Fake Cash App Product Recall Refund Scam
Criminals send fake recall-refund notices claiming a Cash App credit is waiting, then harvest account credentials or redirect victims to send money to 'confirm their $cashtag.'
Part of: Fake Product Recall Refund Scams
Last reviewed: 8 June 2026
Cash App does not independently process product recall refunds — it is a peer-to-peer payment tool, not a retail or insurance platform. Nevertheless, scammers send mass messages claiming that a recall refund of $X has been approved for the recipient's Cash App account and that they must verify their $cashtag and email to claim it.
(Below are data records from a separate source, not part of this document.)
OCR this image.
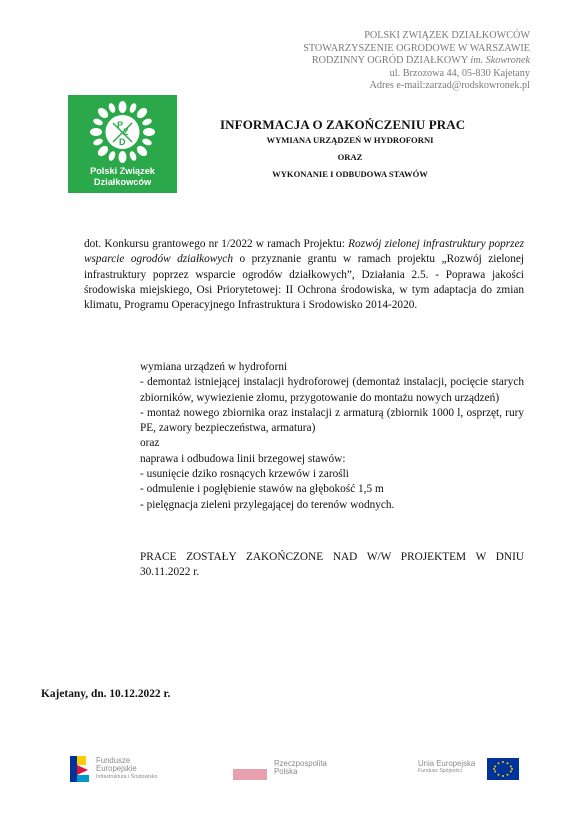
POLSKI ZWIĄZEK DZIAŁKOWCÓW
STOWARZYSZENIE OGRODOWE W WARSZAWIE
RODZINNY OGRÓD DZIAŁKOWY im. Skowronek
ul. Brzozowa 44, 05-830 Kajetany
Adres e-mail:zarzad@rodskowronek.pl
P
Z
D
Polski Związek
Działkowców
INFORMACJA O ZAKOŃCZENIU PRAC
WYMIANA URZĄDZEŃ W HYDROFORNI
ORAZ
WYKONANIE I ODBUDOWA STAWÓW
dot. Konkursu grantowego nr 1/2022 w ramach Projektu: Rozwój zielonej infrastruktury poprzez wsparcie ogrodów działkowych o przyznanie grantu w ramach projektu „Rozwój zielonej infrastruktury poprzez wsparcie ogrodów działkowych”, Działania 2.5. - Poprawa jakości środowiska miejskiego, Osi Priorytetowej: II Ochrona środowiska, w tym adaptacja do zmian klimatu, Programu Operacyjnego Infrastruktura i Srodowisko 2014-2020.
wymiana urządzeń w hydroforni
- demontaż istniejącej instalacji hydroforowej (demontaż instalacji, pocięcie starych zbiorników, wywiezienie złomu, przygotowanie do montażu nowych urządzeń)
- montaż nowego zbiornika oraz instalacji z armaturą (zbiornik 1000 l, osprzęt, rury PE, zawory bezpieczeństwa, armatura)
oraz
naprawa i odbudowa linii brzegowej stawów:
- usunięcie dziko rosnących krzewów i zarośli
- odmulenie i pogłębienie stawów na głębokość 1,5 m
- pielęgnacja zieleni przylegającej do terenów wodnych.
PRACE ZOSTAŁY ZAKOŃCZONE NAD W/W PROJEKTEM W DNIU 30.11.2022 r.
Kajetany, dn. 10.12.2022 r.
Fundusze
Europejskie
Infrastruktura i Środowisko
Rzeczpospolita
Polska
Unia Europejska
Fundusz Spójności
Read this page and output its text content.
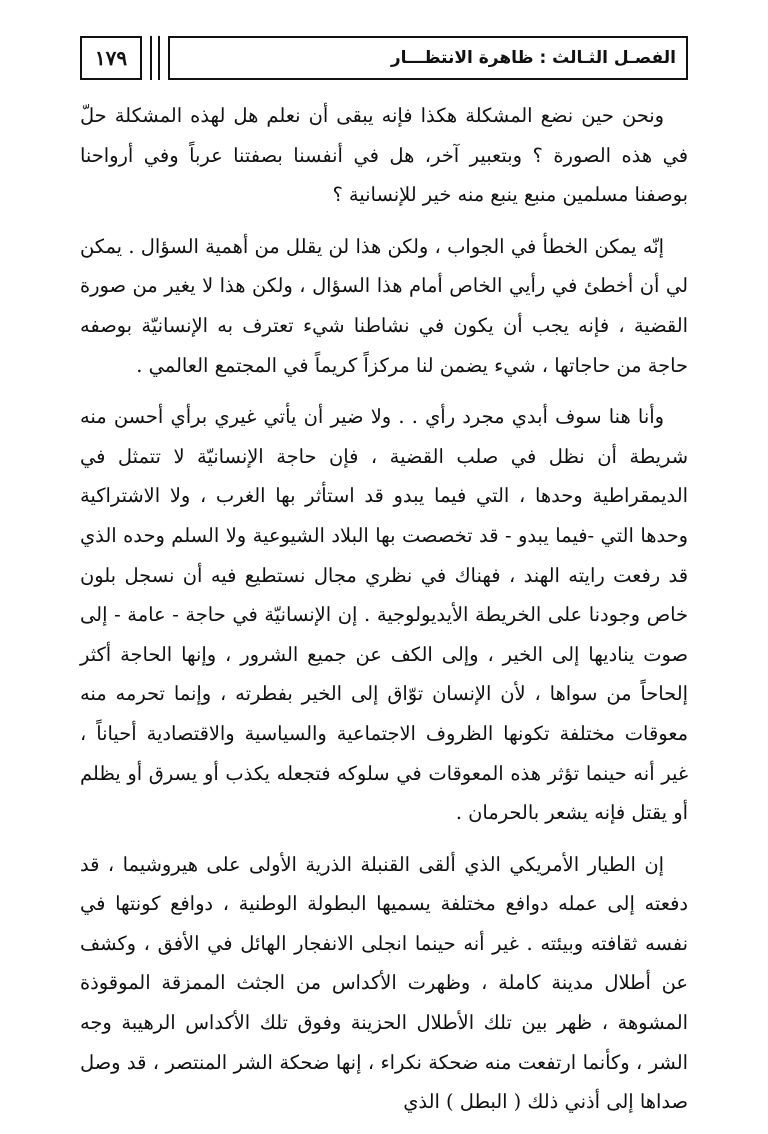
١٧٩	الفصـل الثـالث : ظاهرة الانتظـــار

ونحن حين نضع المشكلة هكذا فإنه يبقى أن نعلم هل لهذه المشكلة حلّ في هذه الصورة ؟ وبتعبير آخر، هل في أنفسنا بصفتنا عرباً وفي أرواحنا بوصفنا مسلمين منبع ينبع منه خير للإنسانية ؟

إنّه يمكن الخطأ في الجواب ، ولكن هذا لن يقلل من أهمية السؤال . يمكن لي أن أخطئ في رأيي الخاص أمام هذا السؤال ، ولكن هذا لا يغير من صورة القضية ، فإنه يجب أن يكون في نشاطنا شيء تعترف به الإنسانيّة بوصفه حاجة من حاجاتها ، شيء يضمن لنا مركزاً كريماً في المجتمع العالمي .

وأنا هنا سوف أبدي مجرد رأي . . ولا ضير أن يأتي غيري برأي أحسن منه شريطة أن نظل في صلب القضية ، فإن حاجة الإنسانيّة لا تتمثل في الديمقراطية وحدها ، التي فيما يبدو قد استأثر بها الغرب ، ولا الاشتراكية وحدها التي -فيما يبدو - قد تخصصت بها البلاد الشيوعية ولا السلم وحده الذي قد رفعت رايته الهند ، فهناك في نظري مجال نستطيع فيه أن نسجل بلون خاص وجودنا على الخريطة الأيديولوجية . إن الإنسانيّة في حاجة - عامة - إلى صوت يناديها إلى الخير ، وإلى الكف عن جميع الشرور ، وإنها الحاجة أكثر إلحاحاً من سواها ، لأن الإنسان توّاق إلى الخير بفطرته ، وإنما تحرمه منه معوقات مختلفة تكونها الظروف الاجتماعية والسياسية والاقتصادية أحياناً ، غير أنه حينما تؤثر هذه المعوقات في سلوكه فتجعله يكذب أو يسرق أو يظلم أو يقتل فإنه يشعر بالحرمان .

إن الطيار الأمريكي الذي ألقى القنبلة الذرية الأولى على هيروشيما ، قد دفعته إلى عمله دوافع مختلفة يسميها البطولة الوطنية ، دوافع كونتها في نفسه ثقافته وبيئته . غير أنه حينما انجلى الانفجار الهائل في الأفق ، وكشف عن أطلال مدينة كاملة ، وظهرت الأكداس من الجثث الممزقة الموقوذة المشوهة ، ظهر بين تلك الأطلال الحزينة وفوق تلك الأكداس الرهيبة وجه الشر ، وكأنما ارتفعت منه ضحكة نكراء ، إنها ضحكة الشر المنتصر ، قد وصل صداها إلى أذني ذلك ( البطل ) الذي
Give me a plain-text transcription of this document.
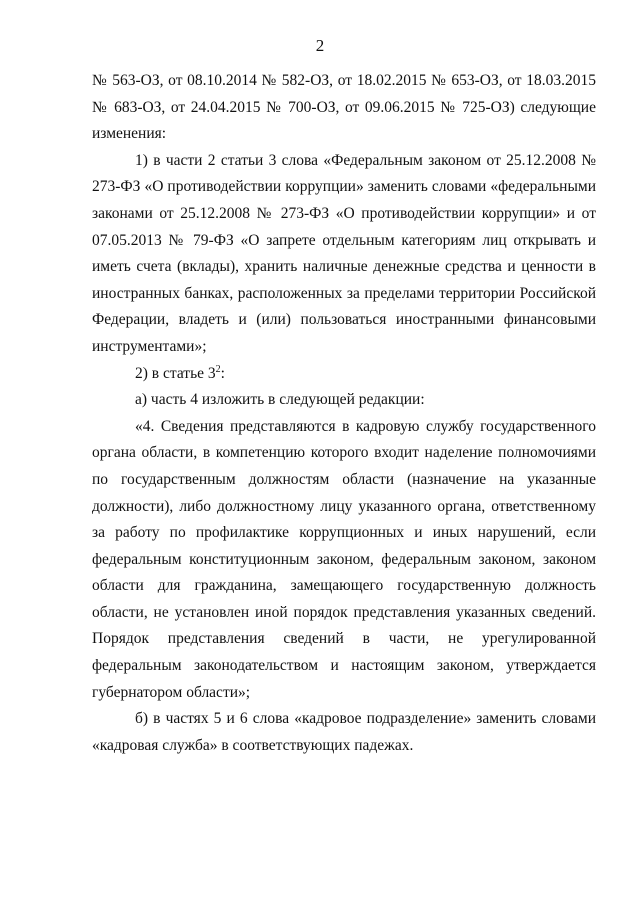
2

№ 563-ОЗ, от 08.10.2014 № 582-ОЗ, от 18.02.2015 № 653-ОЗ, от 18.03.2015 № 683-ОЗ, от 24.04.2015 № 700-ОЗ, от 09.06.2015 № 725-ОЗ) следующие изменения:

1) в части 2 статьи 3 слова «Федеральным законом от 25.12.2008 № 273-ФЗ «О противодействии коррупции» заменить словами «федеральными законами от 25.12.2008 № 273-ФЗ «О противодействии коррупции» и от 07.05.2013 № 79-ФЗ «О запрете отдельным категориям лиц открывать и иметь счета (вклады), хранить наличные денежные средства и ценности в иностранных банках, расположенных за пределами территории Российской Федерации, владеть и (или) пользоваться иностранными финансовыми инструментами»;

2) в статье $3^2$:

а) часть 4 изложить в следующей редакции:

«4. Сведения представляются в кадровую службу государственного органа области, в компетенцию которого входит наделение полномочиями по государственным должностям области (назначение на указанные должности), либо должностному лицу указанного органа, ответственному за работу по профилактике коррупционных и иных нарушений, если федеральным конституционным законом, федеральным законом, законом области для гражданина, замещающего государственную должность области, не установлен иной порядок представления указанных сведений. Порядок представления сведений в части, не урегулированной федеральным законодательством и настоящим законом, утверждается губернатором области»;

б) в частях 5 и 6 слова «кадровое подразделение» заменить словами «кадровая служба» в соответствующих падежах.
The attack is effective because Cash App's interface centres on the $cashtag — a unique identifier that feels personal and memorable. A message that references someone's actual $cashtag (guessed or from a public list) feels credible, as if the refund is genuinely earmarked for them specifically.
In a particularly cynical variant, the 'verification' step involves the victim sending a small payment ($1 to $5) to 'confirm the Cash App account is active' before the larger refund is released — a variation of the advance-fee trap.
How this scam works on the Cash App brand
An SMS or email states: 'Your Cash App $cashtag is eligible for a $[amount] product recall refund. Please verify your account at [link] to receive your payment within 24 hours.' The link leads to a fake Cash App login page that captures email and password.
In the small-payment variant, after the user provides their $cashtag on the fake site, a message appears: 'To confirm your Cash App account is active and able to receive the refund, please send $1 to $[scammer-cashtag] as a verification step. Your $1 will be returned with your refund.' The $1 payment is sent and never returned.
Some campaigns also ask victims to scan a QR code with their Cash App camera, which links to the scammer's Cash.me payment request rather than a genuine recall refund mechanism.
Common red flags
- Cash App does not process product recall refunds from manufacturers or retailers.
- The notification arrived without you registering for any recall programme.
- The 'verification' step requires sending a small payment.
- The link goes to a site other than cash.app.
- Your Cash App Activity shows no pending incoming payment despite the message.
- You are asked to scan a QR code to receive funds — incoming Cash App payments need no QR scan from the recipient.
- The refund amount is identical for all messages in the campaign.
How to protect yourself
- Know that Cash App does not receive or distribute product recall refunds.
- Never send a small payment to 'verify' your account or unlock a promised refund — this is always a scam.
- Check your Cash App Activity tab — a real incoming payment would appear there without any action from you.
- Verify recall refunds directly through the product manufacturer or retailer, not through Cash App.
- Report and block any $cashtag or SMS number that sends unsolicited refund offers.
How to report it
- Forward phishing emails to [email protected].
- Report within Cash App: Profile icon > Support > Something Else.
- Report to the FTC at reportfraud.ftc.gov.
- Report SMS to your carrier by forwarding to 7726.
- File with ic3.gov if money was sent.
Frequently asked questions
Can a genuine recall refund be sent to my Cash App account?
In theory a manufacturer could send a payment to anyone's $cashtag if they have it. In practice recall refunds go through the original purchase method. An unsolicited recall-refund notification via SMS with no prior enrolment is not a genuine recall process.
Why does the scam ask me to send a small verification payment?
This is an advance-fee variant. The scammer has no intention of sending a larger refund. Even $1 is profit multiplied across thousands of victims, and some victims send much more after the scammer promises the full refund is 'almost ready.'
How do real incoming Cash App payments work?
When someone sends you money on Cash App, it appears in your Activity tab immediately. You do not need to click a link, scan a QR code, verify your identity, or send a confirmation payment to receive it.